Die Gemeindeordnungen regeln die Aufsicht des Staates nur für jenen Teil des übertragenen Wirkungskreises der Gemeinden, welchen sie unter dem Namen „Polizeiverwaltung“ zusammenfassen. Die je unterliegt der „ununterbrochenen Aufsicht” der vorgesetzten Behörden. Letztere können die Gemeindebehörden zur Ausführung der gesetzlich bestehenden Vorschriften auffordern und nötigenfalls im Disziplinarwege anhalten.

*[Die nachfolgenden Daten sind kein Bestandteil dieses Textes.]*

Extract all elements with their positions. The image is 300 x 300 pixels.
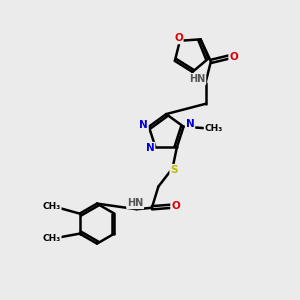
Text: O: O: [229, 52, 238, 62]
Text: CH₃: CH₃: [43, 202, 61, 211]
Text: HN: HN: [127, 198, 143, 208]
Text: N: N: [146, 143, 154, 153]
Text: N: N: [139, 120, 148, 130]
Text: HN: HN: [189, 74, 206, 84]
Text: S: S: [170, 165, 178, 175]
Text: CH₃: CH₃: [205, 124, 223, 133]
Text: O: O: [171, 201, 180, 211]
Text: O: O: [174, 33, 183, 43]
Text: N: N: [186, 119, 194, 129]
Text: CH₃: CH₃: [43, 234, 61, 243]
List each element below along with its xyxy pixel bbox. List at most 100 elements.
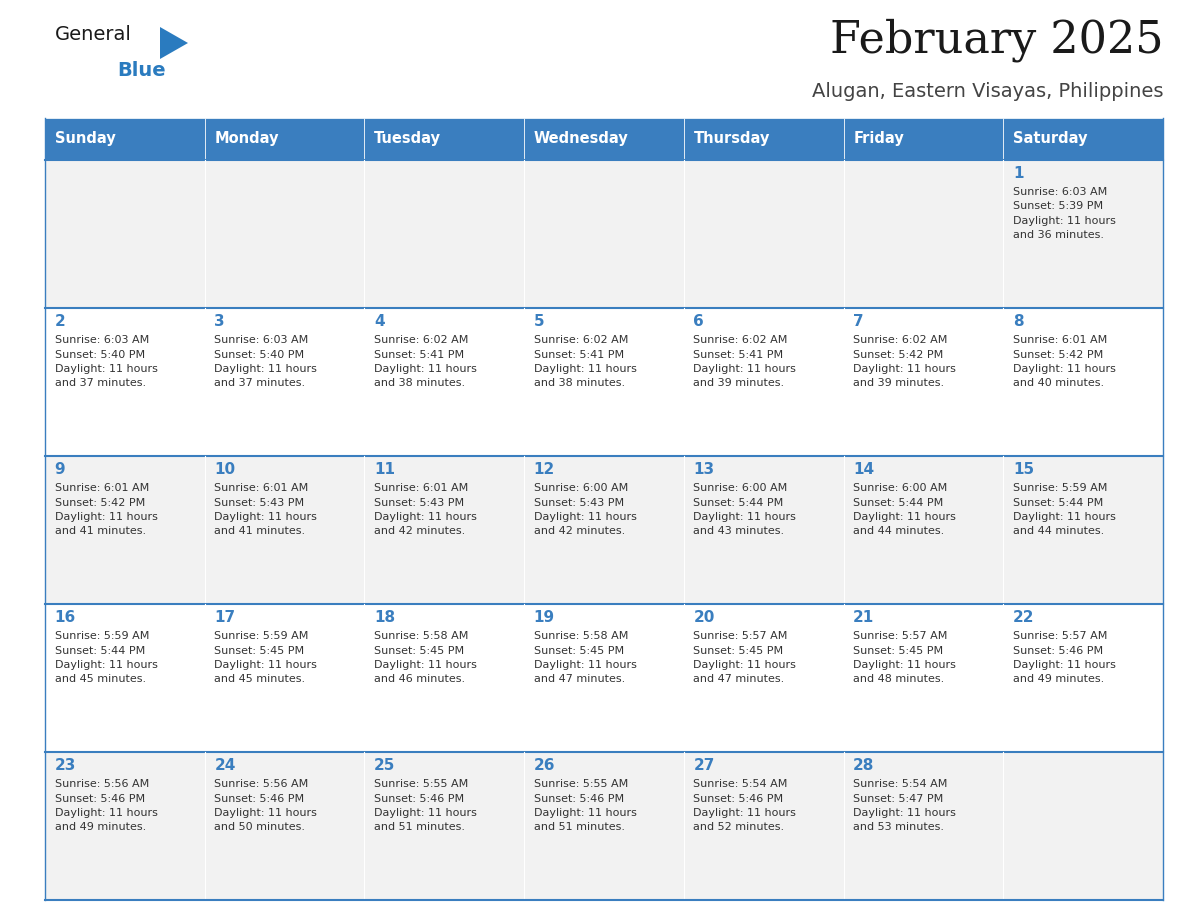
Text: 25: 25 [374,758,396,773]
Text: and 45 minutes.: and 45 minutes. [55,675,146,685]
Text: Sunrise: 6:00 AM: Sunrise: 6:00 AM [853,483,947,493]
Bar [684,308,843,456]
Text: and 39 minutes.: and 39 minutes. [694,378,784,388]
Bar [1004,160,1163,308]
Bar [524,160,684,308]
Text: and 40 minutes.: and 40 minutes. [1013,378,1104,388]
Bar [365,752,524,900]
Text: Sunset: 5:43 PM: Sunset: 5:43 PM [214,498,304,508]
Bar [204,308,365,456]
Text: and 42 minutes.: and 42 minutes. [374,527,466,536]
Text: and 42 minutes.: and 42 minutes. [533,527,625,536]
Text: and 48 minutes.: and 48 minutes. [853,675,944,685]
Bar [684,160,843,308]
Text: 11: 11 [374,462,396,477]
Text: 28: 28 [853,758,874,773]
Text: Sunset: 5:42 PM: Sunset: 5:42 PM [55,498,145,508]
Text: and 37 minutes.: and 37 minutes. [55,378,146,388]
Text: 18: 18 [374,610,396,625]
Text: Sunset: 5:46 PM: Sunset: 5:46 PM [694,793,784,803]
Text: Daylight: 11 hours: Daylight: 11 hours [214,512,317,522]
Text: 6: 6 [694,314,704,329]
Text: 12: 12 [533,462,555,477]
Text: 27: 27 [694,758,715,773]
Text: Sunset: 5:41 PM: Sunset: 5:41 PM [533,350,624,360]
Bar [524,456,684,604]
Text: Daylight: 11 hours: Daylight: 11 hours [214,660,317,670]
Text: Sunrise: 6:02 AM: Sunrise: 6:02 AM [533,335,628,345]
Text: Daylight: 11 hours: Daylight: 11 hours [533,364,637,374]
Bar [843,604,1004,752]
Text: Sunset: 5:44 PM: Sunset: 5:44 PM [1013,498,1104,508]
Bar [524,752,684,900]
Text: Sunrise: 5:59 AM: Sunrise: 5:59 AM [55,631,148,641]
Text: and 47 minutes.: and 47 minutes. [533,675,625,685]
Text: Sunrise: 5:57 AM: Sunrise: 5:57 AM [1013,631,1107,641]
Text: Sunset: 5:45 PM: Sunset: 5:45 PM [853,645,943,655]
Text: 7: 7 [853,314,864,329]
Text: Daylight: 11 hours: Daylight: 11 hours [533,512,637,522]
Text: Sunset: 5:45 PM: Sunset: 5:45 PM [533,645,624,655]
Bar [45,118,204,160]
Bar [204,160,365,308]
Bar [45,604,204,752]
Bar [365,604,524,752]
Bar [524,604,684,752]
Text: Sunrise: 6:03 AM: Sunrise: 6:03 AM [55,335,148,345]
Bar [45,456,204,604]
Text: February 2025: February 2025 [829,18,1163,62]
Text: Sunrise: 6:03 AM: Sunrise: 6:03 AM [214,335,309,345]
Text: Sunrise: 5:59 AM: Sunrise: 5:59 AM [1013,483,1107,493]
Text: Daylight: 11 hours: Daylight: 11 hours [55,660,158,670]
Bar [45,308,204,456]
Text: Sunset: 5:40 PM: Sunset: 5:40 PM [214,350,304,360]
Text: and 44 minutes.: and 44 minutes. [853,527,944,536]
Bar [684,752,843,900]
Text: Sunset: 5:43 PM: Sunset: 5:43 PM [374,498,465,508]
Polygon shape [160,27,188,59]
Text: Sunrise: 6:01 AM: Sunrise: 6:01 AM [214,483,309,493]
Bar [1004,752,1163,900]
Text: Daylight: 11 hours: Daylight: 11 hours [1013,512,1116,522]
Text: Sunset: 5:47 PM: Sunset: 5:47 PM [853,793,943,803]
Text: Sunset: 5:45 PM: Sunset: 5:45 PM [214,645,304,655]
Text: Daylight: 11 hours: Daylight: 11 hours [694,512,796,522]
Text: Daylight: 11 hours: Daylight: 11 hours [853,808,956,818]
Text: Daylight: 11 hours: Daylight: 11 hours [694,808,796,818]
Bar [1004,456,1163,604]
Text: Sunset: 5:44 PM: Sunset: 5:44 PM [55,645,145,655]
Text: Sunset: 5:46 PM: Sunset: 5:46 PM [374,793,465,803]
Text: Sunrise: 6:01 AM: Sunrise: 6:01 AM [374,483,468,493]
Text: Sunset: 5:44 PM: Sunset: 5:44 PM [694,498,784,508]
Text: Sunrise: 6:02 AM: Sunrise: 6:02 AM [374,335,468,345]
Bar [524,308,684,456]
Text: Sunset: 5:41 PM: Sunset: 5:41 PM [374,350,465,360]
Text: Daylight: 11 hours: Daylight: 11 hours [55,512,158,522]
Text: Daylight: 11 hours: Daylight: 11 hours [533,660,637,670]
Text: 14: 14 [853,462,874,477]
Text: and 41 minutes.: and 41 minutes. [214,527,305,536]
Text: Sunrise: 5:55 AM: Sunrise: 5:55 AM [533,779,628,789]
Text: and 39 minutes.: and 39 minutes. [853,378,944,388]
Text: Daylight: 11 hours: Daylight: 11 hours [374,808,476,818]
Text: Sunset: 5:43 PM: Sunset: 5:43 PM [533,498,624,508]
Text: Sunrise: 5:56 AM: Sunrise: 5:56 AM [214,779,309,789]
Text: and 38 minutes.: and 38 minutes. [374,378,466,388]
Text: Sunrise: 6:01 AM: Sunrise: 6:01 AM [55,483,148,493]
Text: Sunrise: 5:54 AM: Sunrise: 5:54 AM [853,779,948,789]
Text: 4: 4 [374,314,385,329]
Bar [204,456,365,604]
Bar [843,160,1004,308]
Text: Daylight: 11 hours: Daylight: 11 hours [853,660,956,670]
Text: Sunrise: 6:00 AM: Sunrise: 6:00 AM [533,483,628,493]
Text: Daylight: 11 hours: Daylight: 11 hours [374,512,476,522]
Text: 15: 15 [1013,462,1034,477]
Text: and 38 minutes.: and 38 minutes. [533,378,625,388]
Bar [1004,604,1163,752]
Text: Sunset: 5:44 PM: Sunset: 5:44 PM [853,498,943,508]
Text: Daylight: 11 hours: Daylight: 11 hours [1013,660,1116,670]
Bar [843,118,1004,160]
Text: Daylight: 11 hours: Daylight: 11 hours [694,660,796,670]
Text: Sunrise: 5:54 AM: Sunrise: 5:54 AM [694,779,788,789]
Text: Daylight: 11 hours: Daylight: 11 hours [853,512,956,522]
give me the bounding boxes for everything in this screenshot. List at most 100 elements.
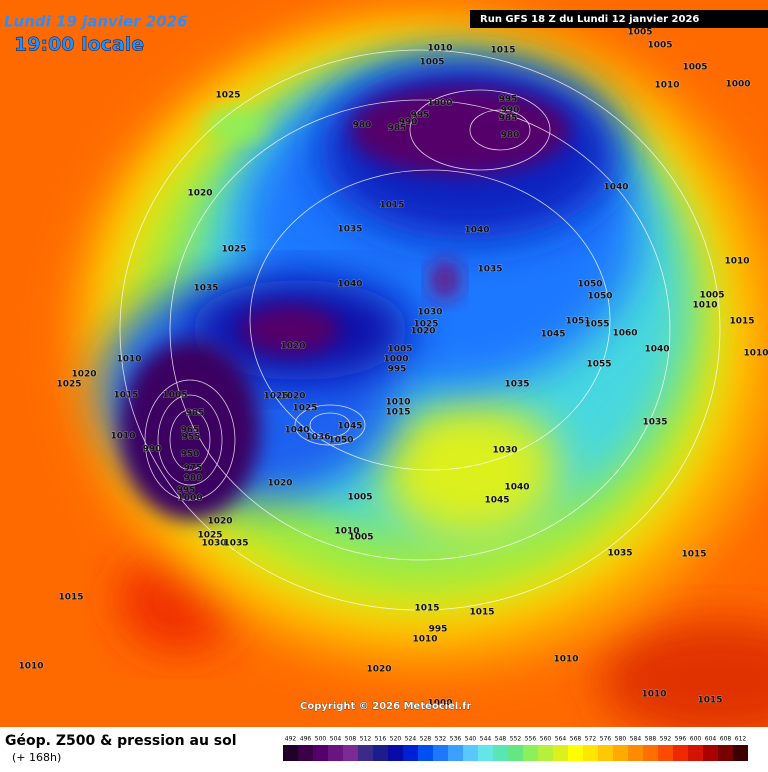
- colorbar-cell: [388, 745, 403, 761]
- isobar-label: 1040: [284, 426, 309, 436]
- isobar-label: 990: [399, 118, 418, 128]
- isobar-label: 1015: [58, 593, 83, 603]
- colorbar-label: 504: [330, 736, 342, 743]
- colorbar-label: 596: [675, 736, 687, 743]
- isobar-label: 1010: [654, 81, 679, 91]
- isobar-label: 1015: [729, 317, 754, 327]
- isobar-label: 1050: [577, 280, 602, 290]
- copyright: Copyright © 2026 Meteociel.fr: [300, 701, 471, 712]
- isobar-label: 965: [181, 426, 200, 436]
- colorbar-label: 588: [645, 736, 657, 743]
- colorbar-label: 600: [690, 736, 702, 743]
- isobar-label: 985: [388, 124, 407, 134]
- isobar-label: 1000: [427, 99, 452, 109]
- colorbar-label: 512: [360, 736, 372, 743]
- footer-title: Géop. Z500 & pression au sol: [5, 733, 237, 749]
- colorbar-label: 604: [705, 736, 717, 743]
- isobar-label: 1010: [553, 655, 578, 665]
- isobar-label: 1015: [379, 201, 404, 211]
- colorbar-cell: [508, 745, 523, 761]
- isobar-label: 1005: [699, 291, 724, 301]
- isobar-label: 1035: [337, 225, 362, 235]
- colorbar: 492 496 500 504 508 512 516 520 524 528 532 536 540 5…: [283, 736, 748, 761]
- isobar-label: 985: [499, 114, 518, 124]
- isobar-label: 1020: [366, 665, 391, 675]
- isobar-label: 1005: [348, 533, 373, 543]
- colorbar-label: 492: [285, 736, 297, 743]
- isobar-label: 1055: [584, 320, 609, 330]
- isobar-label: 1010: [724, 257, 749, 267]
- isobar-label: 1055: [586, 360, 611, 370]
- isobar-label: 1035: [607, 549, 632, 559]
- colorbar-label: 532: [435, 736, 447, 743]
- isobar-label: 1005: [387, 345, 412, 355]
- colorbar-label: 536: [450, 736, 462, 743]
- isobar-label: 1015: [469, 608, 494, 618]
- isobar-label: 1025: [292, 404, 317, 414]
- colorbar-cell: [313, 745, 328, 761]
- colorbar-cell: [688, 745, 703, 761]
- isobar-label: 1020: [187, 189, 212, 199]
- isobar-label: 1000: [177, 494, 202, 504]
- colorbar-cell: [703, 745, 718, 761]
- isobar-label: 1025: [413, 320, 438, 330]
- isobar-label: 950: [181, 450, 200, 460]
- isobar-label: 985: [186, 409, 205, 419]
- isobar-label: 955: [182, 433, 201, 443]
- isobar-label: 1000: [427, 699, 452, 709]
- colorbar-cell: [658, 745, 673, 761]
- isobar-label: 995: [411, 111, 430, 121]
- isobar-label: 1036: [305, 433, 330, 443]
- field: [0, 0, 768, 740]
- isobar-label: 1015: [385, 408, 410, 418]
- isobar-label: 990: [143, 445, 162, 455]
- isobar-label: 1035: [477, 265, 502, 275]
- colorbar-label: 544: [480, 736, 492, 743]
- colorbar-label: 608: [720, 736, 732, 743]
- time: 19:00 locale: [14, 34, 144, 56]
- isobar-label: 1040: [644, 345, 669, 355]
- isobar-label: 1050: [328, 436, 353, 446]
- isobar-label: 1010: [692, 301, 717, 311]
- isobar-label: 1040: [337, 280, 362, 290]
- isobar-label: 1020: [410, 327, 435, 337]
- colorbar-cell: [568, 745, 583, 761]
- isobar-label: 975: [184, 464, 203, 474]
- colorbar-cell: [523, 745, 538, 761]
- colorbar-label: 576: [600, 736, 612, 743]
- colorbar-cell: [673, 745, 688, 761]
- colorbar-cell: [358, 745, 373, 761]
- isobar-label: 1010: [412, 635, 437, 645]
- isobar-label: 1060: [612, 329, 637, 339]
- isobar-label: 1020: [267, 479, 292, 489]
- isobar-label: 995: [388, 365, 407, 375]
- isobar-label: 995: [429, 625, 448, 635]
- run-banner: [470, 10, 768, 28]
- isobar-label: 1025: [56, 380, 81, 390]
- isobar-label: 1005: [627, 28, 652, 38]
- isobar-label: 1030: [201, 539, 226, 549]
- colorbar-cell: [403, 745, 418, 761]
- colorbar-cell: [733, 745, 748, 761]
- colorbar-cell: [493, 745, 508, 761]
- colorbar-cell: [283, 745, 298, 761]
- isobar-label: 1005: [419, 58, 444, 68]
- isobar-label: 1035: [642, 418, 667, 428]
- isobar-label: 1030: [492, 446, 517, 456]
- isobar-label: 1025: [263, 392, 288, 402]
- isobar-label: 1010: [385, 398, 410, 408]
- isobar-label: 1040: [504, 483, 529, 493]
- isobar-label: 1040: [603, 183, 628, 193]
- isobar-label: 1035: [223, 539, 248, 549]
- colorbar-label: 564: [555, 736, 567, 743]
- colorbar-label: 508: [345, 736, 357, 743]
- isobar-label: 1005: [347, 493, 372, 503]
- colorbar-cell: [463, 745, 478, 761]
- isobar-label: 980: [184, 474, 203, 484]
- isobar-label: 1030: [417, 308, 442, 318]
- isobar-label: 995: [499, 95, 518, 105]
- isobar-label: 1035: [504, 380, 529, 390]
- isobar-label: 1010: [427, 44, 452, 54]
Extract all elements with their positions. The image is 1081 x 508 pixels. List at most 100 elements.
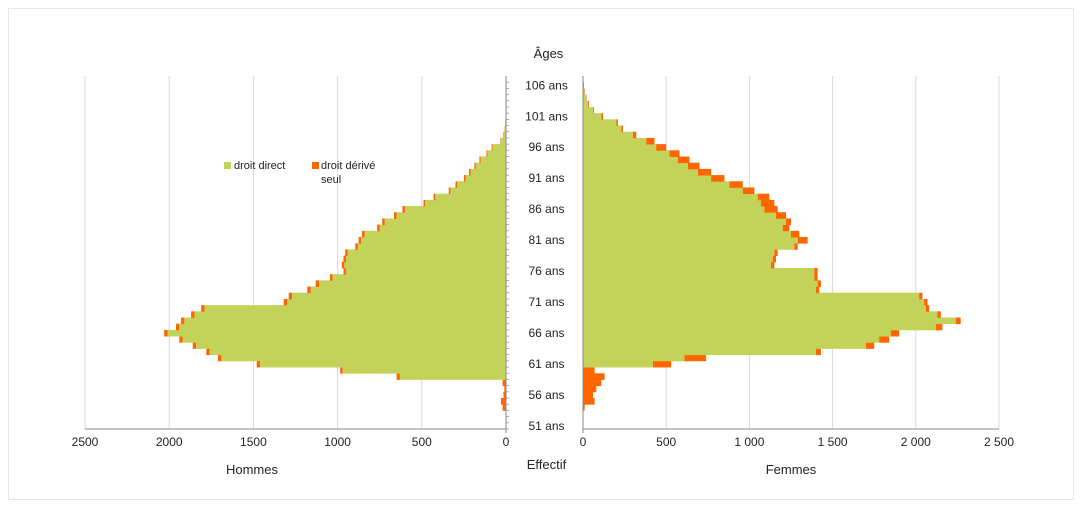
bar-femmes-droit-derive <box>764 206 778 213</box>
x-tick-label-left: 1000 <box>324 435 351 449</box>
bar-hommes-droit-direct <box>487 150 506 157</box>
bar-femmes-droit-direct <box>583 230 791 238</box>
bar-femmes-droit-direct <box>583 360 653 368</box>
bar-hommes-droit-direct <box>179 323 506 331</box>
bar-femmes-droit-direct <box>583 267 815 275</box>
bar-femmes-droit-direct <box>583 106 593 114</box>
bar-femmes-droit-derive <box>583 373 605 380</box>
bar-hommes-droit-direct <box>260 360 506 368</box>
bar-femmes-droit-derive <box>592 106 594 114</box>
bar-femmes-droit-direct <box>583 274 815 281</box>
x-tick-label-left: 1500 <box>240 435 267 449</box>
bar-femmes-droit-derive <box>583 404 585 411</box>
bar-hommes-droit-direct <box>435 193 506 201</box>
x-tick-label-right: 1 000 <box>734 435 764 449</box>
bar-hommes-droit-derive <box>491 144 493 151</box>
bar-hommes-droit-direct <box>379 224 506 232</box>
bar-femmes-droit-derive <box>646 137 655 145</box>
bar-femmes-droit-derive <box>583 391 593 399</box>
bar-femmes-droit-derive <box>925 305 930 312</box>
bar-femmes-droit-direct <box>583 206 765 213</box>
bar-femmes-droit-derive <box>632 131 637 139</box>
legend-label-droit-direct: droit direct <box>234 160 285 172</box>
bar-femmes-droit-direct <box>583 224 783 232</box>
bar-hommes-droit-direct <box>492 144 506 151</box>
bar-femmes-droit-direct <box>583 354 685 362</box>
bar-femmes-droit-direct <box>583 323 936 331</box>
bar-femmes-droit-direct <box>583 137 647 145</box>
bar-femmes-droit-derive <box>583 379 602 387</box>
bar-hommes-droit-direct <box>361 237 506 244</box>
bar-femmes-droit-direct <box>583 280 818 287</box>
bar-femmes-droit-direct <box>583 218 787 226</box>
bar-femmes-droit-direct <box>583 113 602 120</box>
bar-femmes-droit-direct <box>583 255 773 263</box>
bar-hommes-droit-derive <box>315 280 320 287</box>
bar-femmes-droit-direct <box>583 156 678 164</box>
age-tick-label: 81 ans <box>528 233 564 247</box>
bar-femmes-droit-direct <box>583 261 772 269</box>
bar-femmes-droit-direct <box>583 88 585 95</box>
bar-femmes-droit-direct <box>583 100 588 108</box>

Verfahren bei Beschwerden.
Beschwerden gegen „polizeiliche“ Verfügungen der Gemeindebehörden, sowie Beschwerden der Gemeinden gegen Anordnungen, welche die vorgesetzte Aufsichtsbehörde in Bezug auf die „Polizeiverwaltung“ getroffen hat, werden in dem Instanzenzug erledigt, welcher für die betreffende Sache vorgeschrieben ist. Das aufsichtliche Eingreifen in dem Falle, daß eine Gemeindebehörde die Schranken ihrer Befugnisse überschreitet oder notwendige Einrichtungen verabsäumt, vollzieht sich auf diesem übertragenen Gebiete nach den gleichen Bestimmungen, wie sie für die Handhabung der Staatsaufsicht in eigentlichen Gemeindeangelegenheiten gelten.
Die Anrufung des Verwaltungsgerichtshofes seitens der Gemeinde gegen aufsichtliche Anordnungen ist unbedingt ausgeschlossen, soweit letztere lediglich auf dem „polizeilichen“ Gebiete sich bewegen. Nur so weit das Gebiet der finanziellen Verpflichtungen der Gemeinde und daher auch jenes der eigentlichen Gemeindeangelegenheiten berührt wird, ist die Betretung des Verwaltungsrechtsweges wegen Auferlegung einer gesetzlich nicht begründeten Last möglich. Aber auch hier bleiben dem Verwaltungsrechtswege alle Fragen entzogen, in denen das freie Ermessen der Verwaltungsbehörden innerhalb der gesetzlichen Schranken entscheidet.
Quelle: Staatsrecht des Königreichs Bayern von Dr. Max von Seydel. Dritte Auflage. 1903, S.198-205.